The Federal government claims it has superior sovereign authority every time it reaches for a citizens wallet. Such is the incredible expansion of taxation into every nook-and-cranny of the peoples lives it is no joke upon the living every action is a taxable event. The odious intentions of a worm-eaten bank have crept into every facet of modern living with the blessing of the federal charlatans demanding felicity to their new-world order religion. A religion which reduces free men back to nothing better than chattel slaves to pay the never-ending debt which compounds into infinity as if nothing else even mattered. To earn the token to pay the toll places  man against the grind-stone of poverty to exact a measure of flesh as proof he is worthy of another day of life. The false-hoods which abound in the immoral declarations of federal authority have no limitations save for the impossibility of their execution. Man having lost his moral compass has no measure to give him guidance through the fetid waters of his own ignorance.
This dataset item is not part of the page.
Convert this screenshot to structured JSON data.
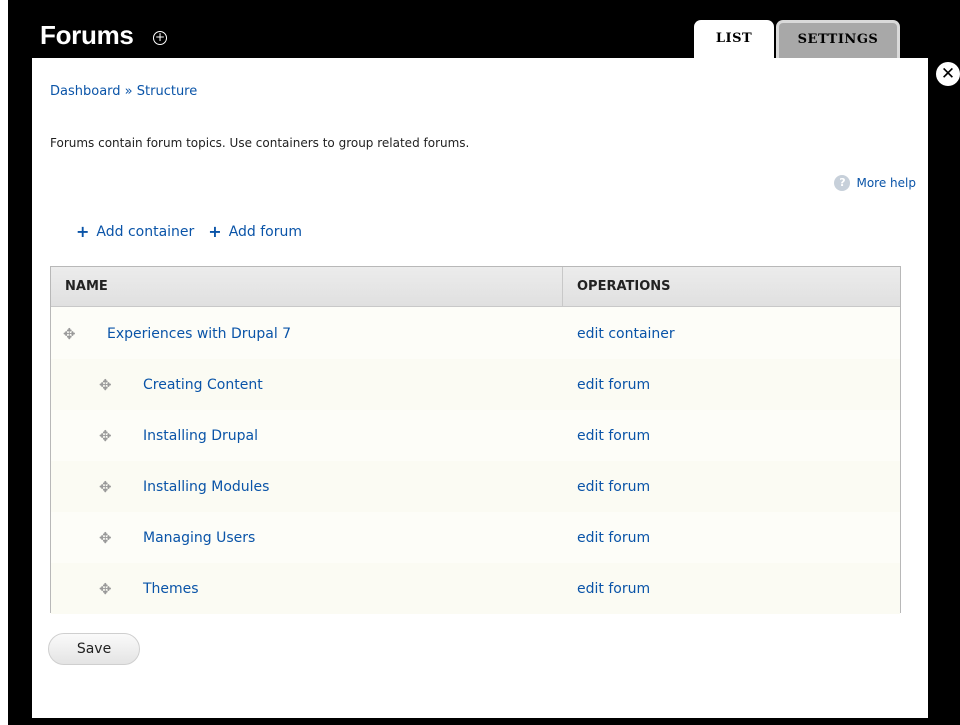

Liberty is a forsaken promise which yields no joy or hope for salvation to the downtrodden masses, who must endure the never ending impositions of this new brand of servitude, dressed in pompous platitudes, while delivering another hand of death to any who oppose its master. The galling deceit of “implied powers” lies in its presumptions that civil servants having afforded themselves a place of greater purpose, are indeed wiser, then those they crush under their heels. Despotism has no constraints when it is fueled by a never-ending supply of debt-money to further its selfish goals and to aid its wretched excesses of immoral desires. The world was not created by crowned fools or their sleazy bankers, a fact these authoritarians have dispersed from their carnal minds, with no more thought then they give to any other born of their demented claims, so wrought from disingenuous interpretations of material reality and fact.

The pompous and the fools alike who serve them will all suffer the same fate of ignominious defeat. For having sworn upon a false principle they have already decided to curse the very land they trod upon. There is no Wisdom in their hearts and in its absence they have only themselves to blame for the choices which rendered their eyes blind to the omnipotent truth. They have no Authority over the Living. Which is why the original action of consent was a necessity and not a foregone conclusion. Having no more authority over their fellow man, then any other flea on a dogs ass, a house of lies has been erected and as they stand upon its perch lost in the illusions of their own false grandeur they will suffer the fall back to the ground like a worm tossed to the mud.

In the end there is no Authority that can save them from themselves.